After palm juice from trees in the forest is collected it is mixed with raru bark. Three hours later is will be 'tuak'. Photo by Andika Bakti

Publication Date : 21-01-2013


For the Batak community in Indonesia, 'tuak' (palm liquor) is not just for drinking binges


For the Batak community in North Sumatra, tuak (palm liquor) is not just for drinking binges. The beverage is mandatory at celebrations, and drinking tuak has become something of a tradition.

Five minutes past midnight a lapo tuak (tuak foodstall) is serving tuak in the Simalingkar area of Medan. A rectangular table was surrounded by five youths. Their eyes were beginning to redden but they weren’t babbling. They were talking about God.

“What makes you convinced Jesus is God?” one of them asked his friends. Before they replied, the discussion was interrupted by our arrival. When we said we wanted to discuss tuak, they warmly welcomed us and invited us to sit down.

“Just guess, how many glasses of tuak have I drunk?” asked a man in a green T-shirt with red eyes. Observing and counting the glasses scattered in front of him, I answered “five”. “More”, he said. Then the talk at the table veered to the traditional drink.

The five youth were ethnic Bataks belonging to different kinship groups. They said their affinity for tuak had been developing over a long period of time; it was during elementary school that they first tasted it.

As elementary school students they tried to drink the liquor stealthily to avoid their parents finding out. But when they grew up, they started to consume tuak regularly with no admonishment, they said.

The alcohol content of tuak varies because the drink is prepared without fixed scientific standards. “If I’m in an unstable condition, even drinking a glass may make me drunk. But when I’m normal, in the sense of mentally and physically healthy, drinking five glasses won’t make me drunk,” said one young man.

“This drink can make me drunk, so can whiskey, but I prefer tuak because it’s more natural. As far as I know, drinking it regularly will make us healthy, excessive drinking is uncouth,” said another youth.

Drinking tuak in Batak country is usually accompanied by a range of snacks. Bataks call such snacks tambul, and they can range from your usual varieties of nuts to crispy fried snake.

In North Sumatra, many regions produce the palm liquor. Torong, a village in Karo regency, is one of them. The village is not far from the town of Berastagi, around 15 minutes in the direction of Lake Lau Kawar.

In Torong, tuak stall owners sell the drink in large quantities, processing the tuak themselves. Nira (sugar palm) juice is the base for tuak, and is derived from palm trees in the forests near local residences.

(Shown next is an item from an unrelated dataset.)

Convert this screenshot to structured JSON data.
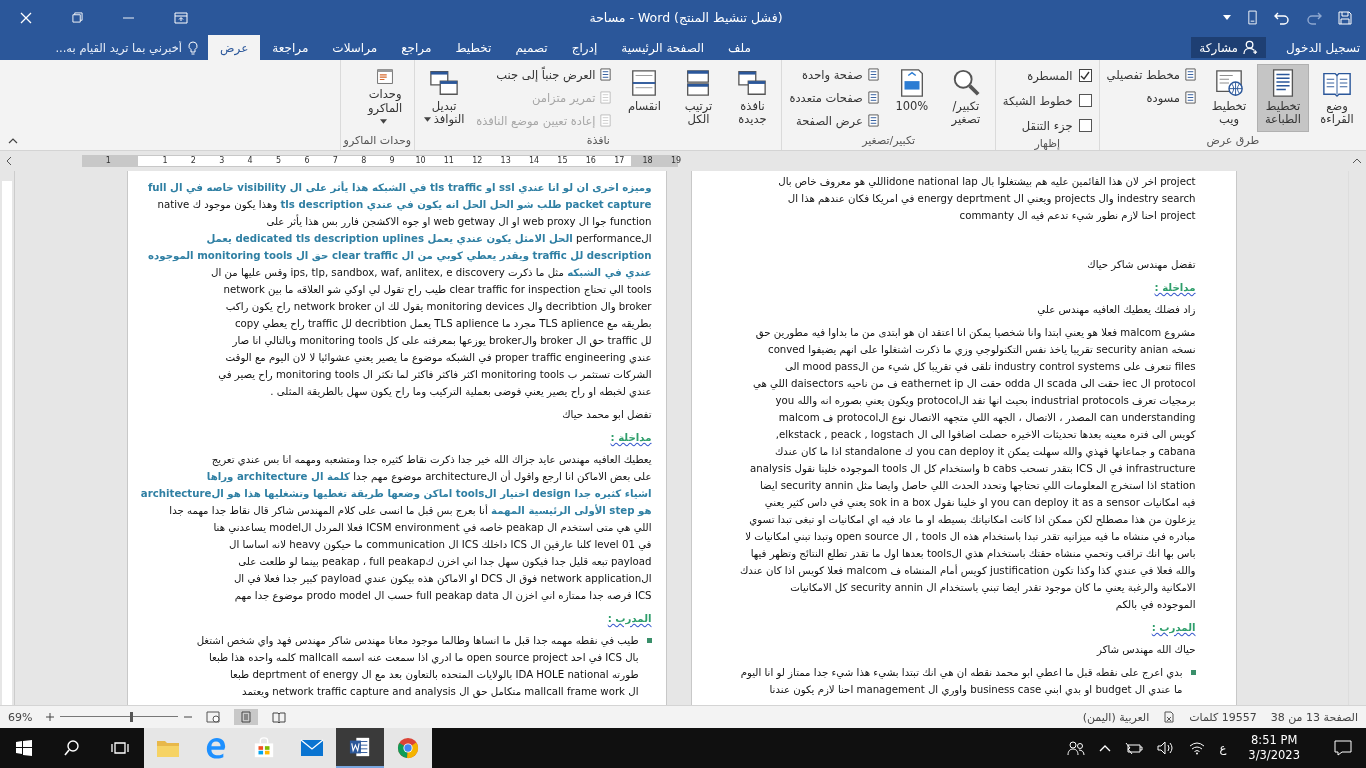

At 8am and 4pm — the people who tap palm juice — in Torong enter the woods. They say these hours are the right moments to harvest.

“Around noon, the palm juice will taste sour,” said Marihot Purba, a tuak stall owner and paragat in Torong. Marihot has been making tuak for 12 years, always relying on his self-taught processing skills.

One morning, Marihot invited me to join him to see how palm juice was tapped. Exactly at 8am we left his stall. No equipment was carried apart from lunch boxes and a water container. Marihot’s dog, named Brown, accompanied us.

We crossed a river and walked along a one-kilometre-long path. The terrain wasn’t difficult, with few ascents. After about 15 minutes’ walk we reached Marihot’s plot. There was a small hut to keep his equipment. He entered the cabin to change clothes.

In harvesting palm juice, paragat believe they should always wear the same clothes, as they think by doing so the palm trees will recognise their owners and more juice will be obtained.

Marihot took the tools needed for tapping from the hut — a matchstick-shaped beater, bamboo containers, sieves and a dagger. He uses the beater to strike the stalks of palm fruits to be cut and the containers to collect the fluid.

Before harvesting, Marihot noticed a palm fruit stalk that could produce juice. He climbed the palm tree with the aid of a bamboo stem. The stalk was struck with the beater, shaken and cut. The cut was smeared with soap to protect it from insects and covered with a tuber leaf. In two weeks, the stalk would again be cut by about 3 centimetres. The cut exuding fluid would later be fitted with a bamboo container to collect the juice that will flow for four months.

Then Marihot moved to another palm tree, this time for harvesting. The bamboo container already filled with fluid was taken down and replaced with an empty one. “It’s quite a lot,” he told me, displaying the contents. The approximately four litres of palm juice in the bamboo tube was then poured into another container through a sieve.

The palm sap harvest was then mixed with raru bark. Three hours later it would be tuak with its sweet flavour, a bit sticky and strong yet refreshing. The alcohol content, sweetness and viscosity depend on the processing and the amount of raru mixed with the liquid.

Tuak lovers believe that the traditional beverage keeps the body warm, and can heal diabetes and remove kidney stones.

In North Sumatra, tuak isn’t just found in lapo tuak, but is served at practically every celebration. So for Bataks, drinking tuak has become a tasty tradition.